How I Rescued My Blog from Google’s Cache
Detail-oriented readers may have noticed the sudden appearance of a full-fledged category list, which, if you explore, is the gateway to a fully populated set of archives stretching once again back to the misty pre-9/11 world of innocence and laughter.
After the cut: nerdy details of how I recovered, just in case anyone else has a sudden blog database failure.
- Once I realized that my database backups were useless, I started frantically saving cached pages from Google. I ran through searches like inurl:greengabbro.net/2002/05 to save entries one month at a time; this was a huge pain in the ass and could probably be done more effectively with some clever wgettage. In the end, though, I had html files for all my individual entry pages.

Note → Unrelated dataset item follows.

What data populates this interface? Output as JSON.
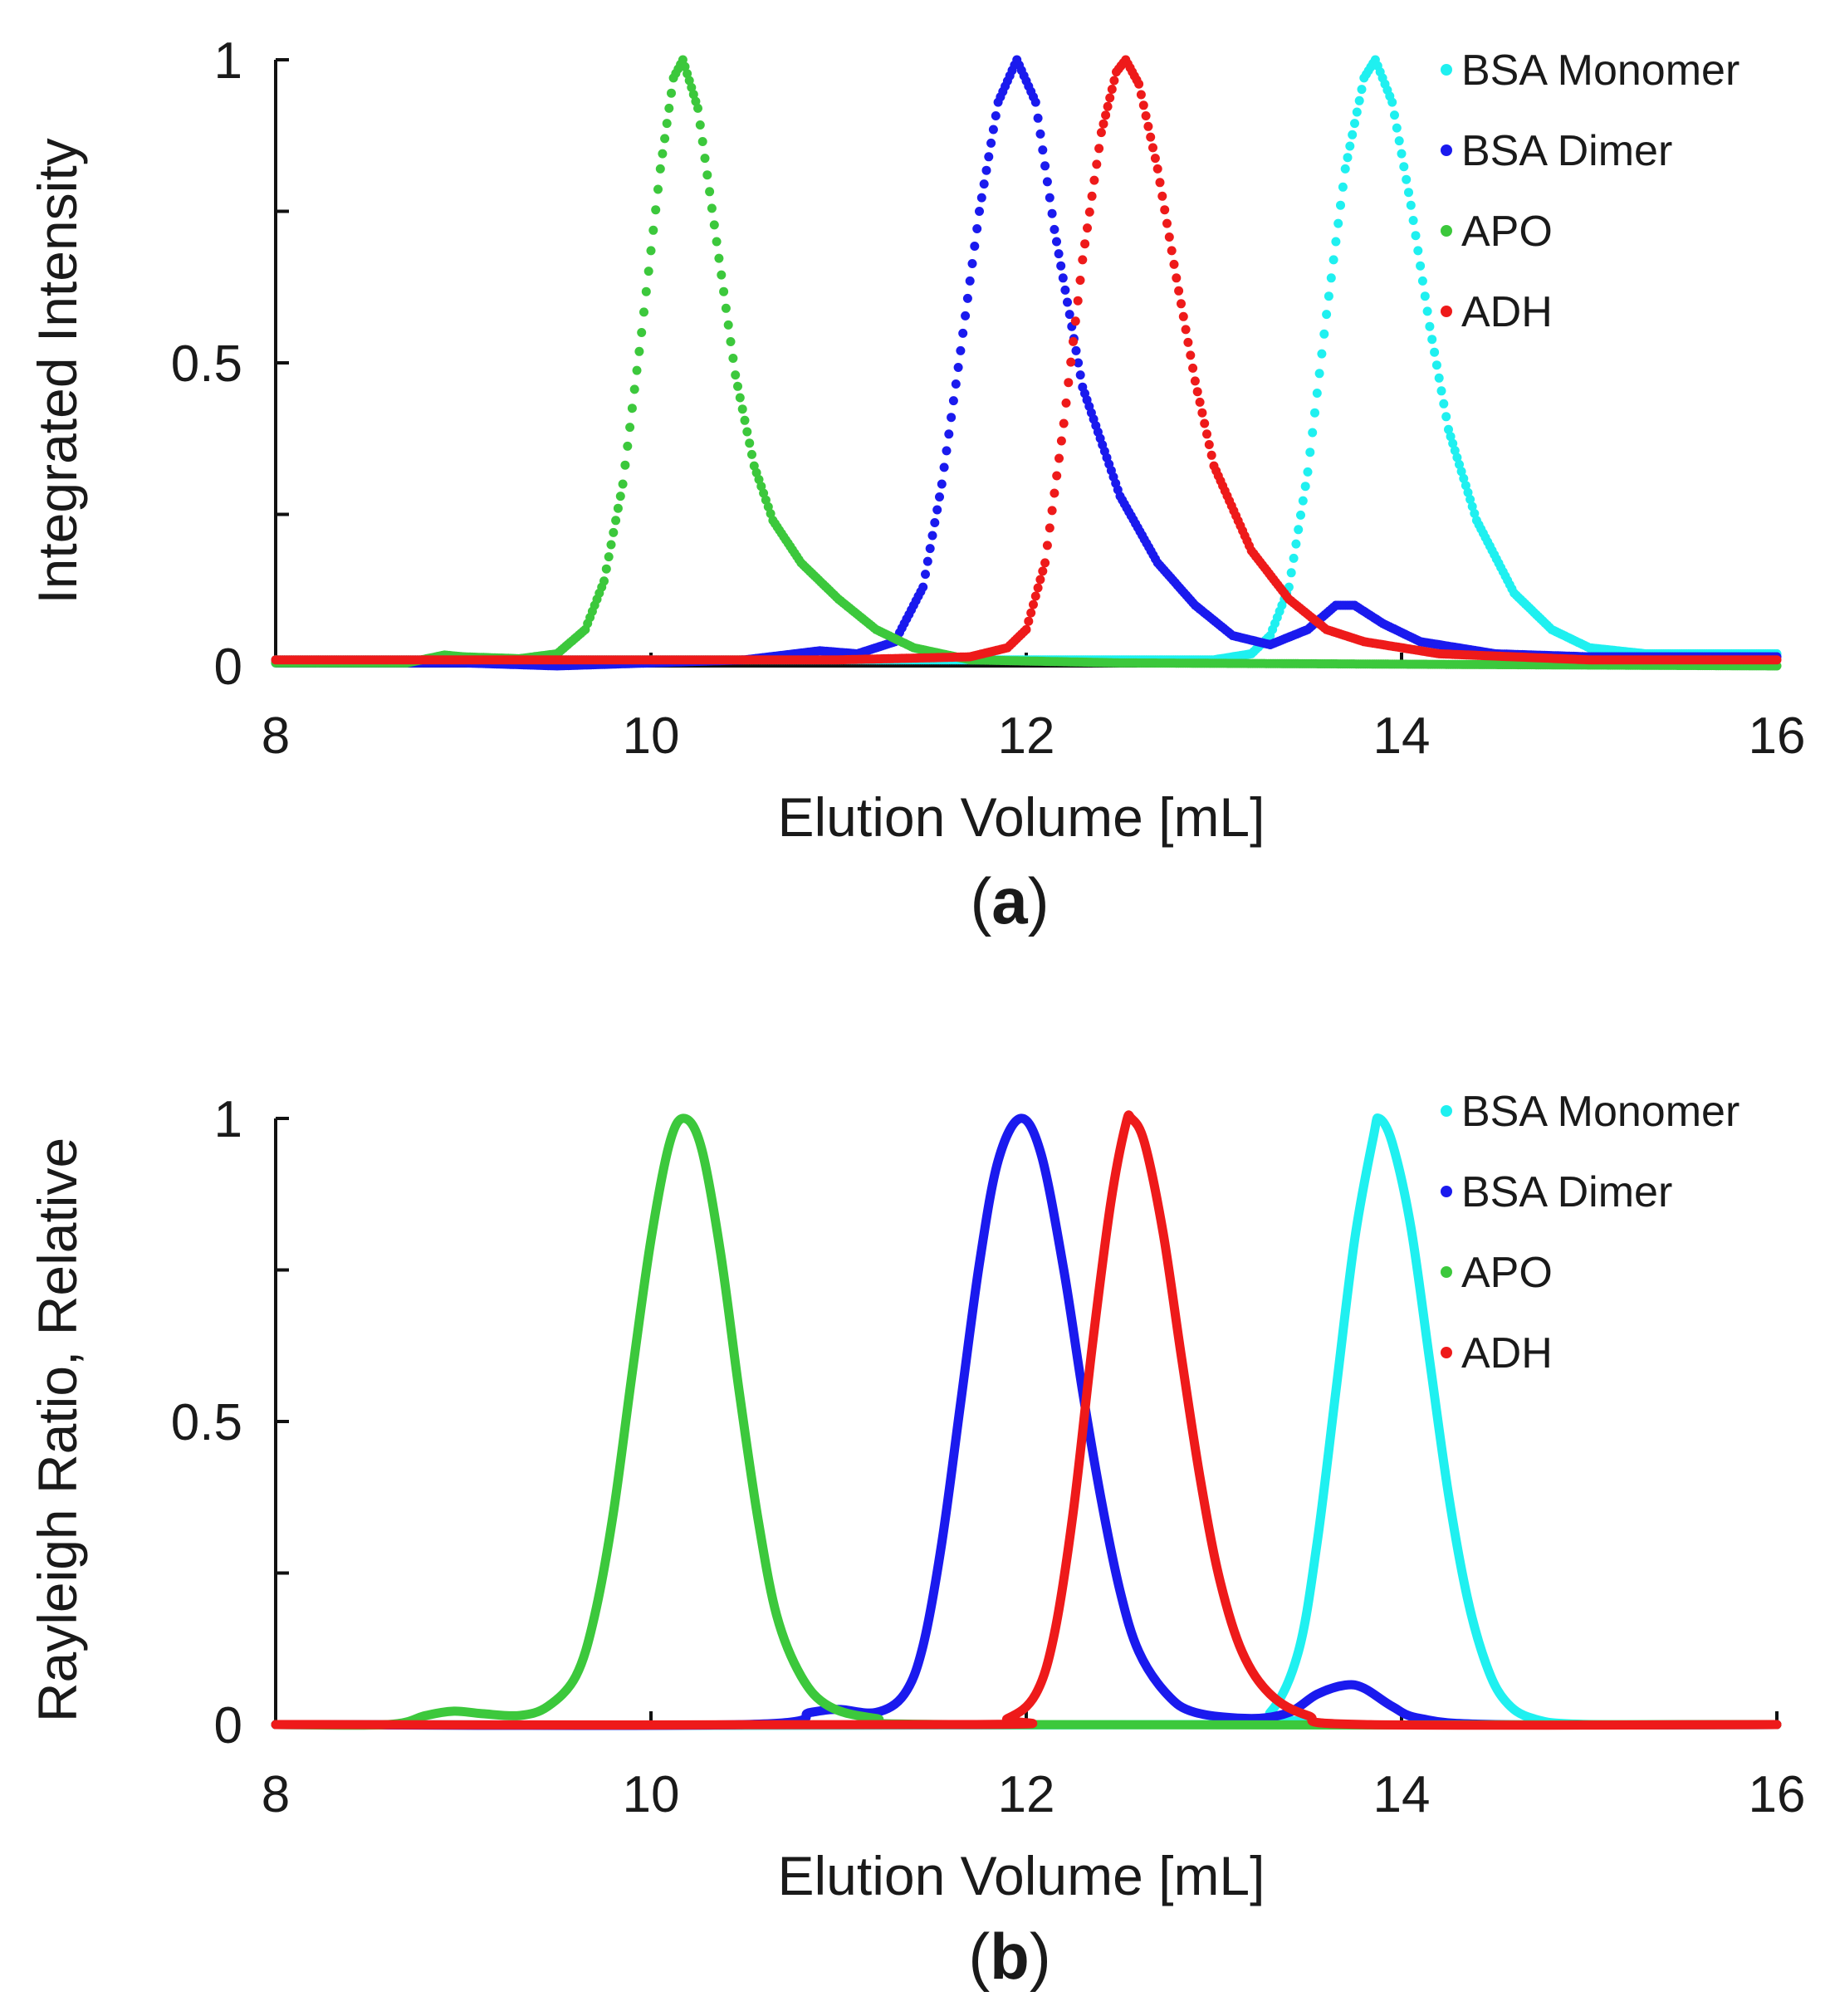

- I wrote a perl script to read through the html, pull out the important bits, and save them in Movable Type’s import/export format. This was the trickiest part of the process, as I’m not a native regex speaker. In addition to the regexing, I kludged together a system of toggle variables and scratch files to make sure everything was written out in the right order. I expect this system to be somewhat irritating to anyone trying to read the script (including myself, after a week or so) but nevertheless, if you’re interested, here it is.
Because I had 5 years of archives to contend with, and the WordPress importer can sometimes choke on large files, I split the import job into 5 files.
- I used the WordPress import process just like any other person would if they were migrating from Movable Type. My first couple attempts didn’t work quite right, as I’d forgotten some essential parts of the Movable Type format when I wrote my script, but once I shook those bugs out everything worked like a charm.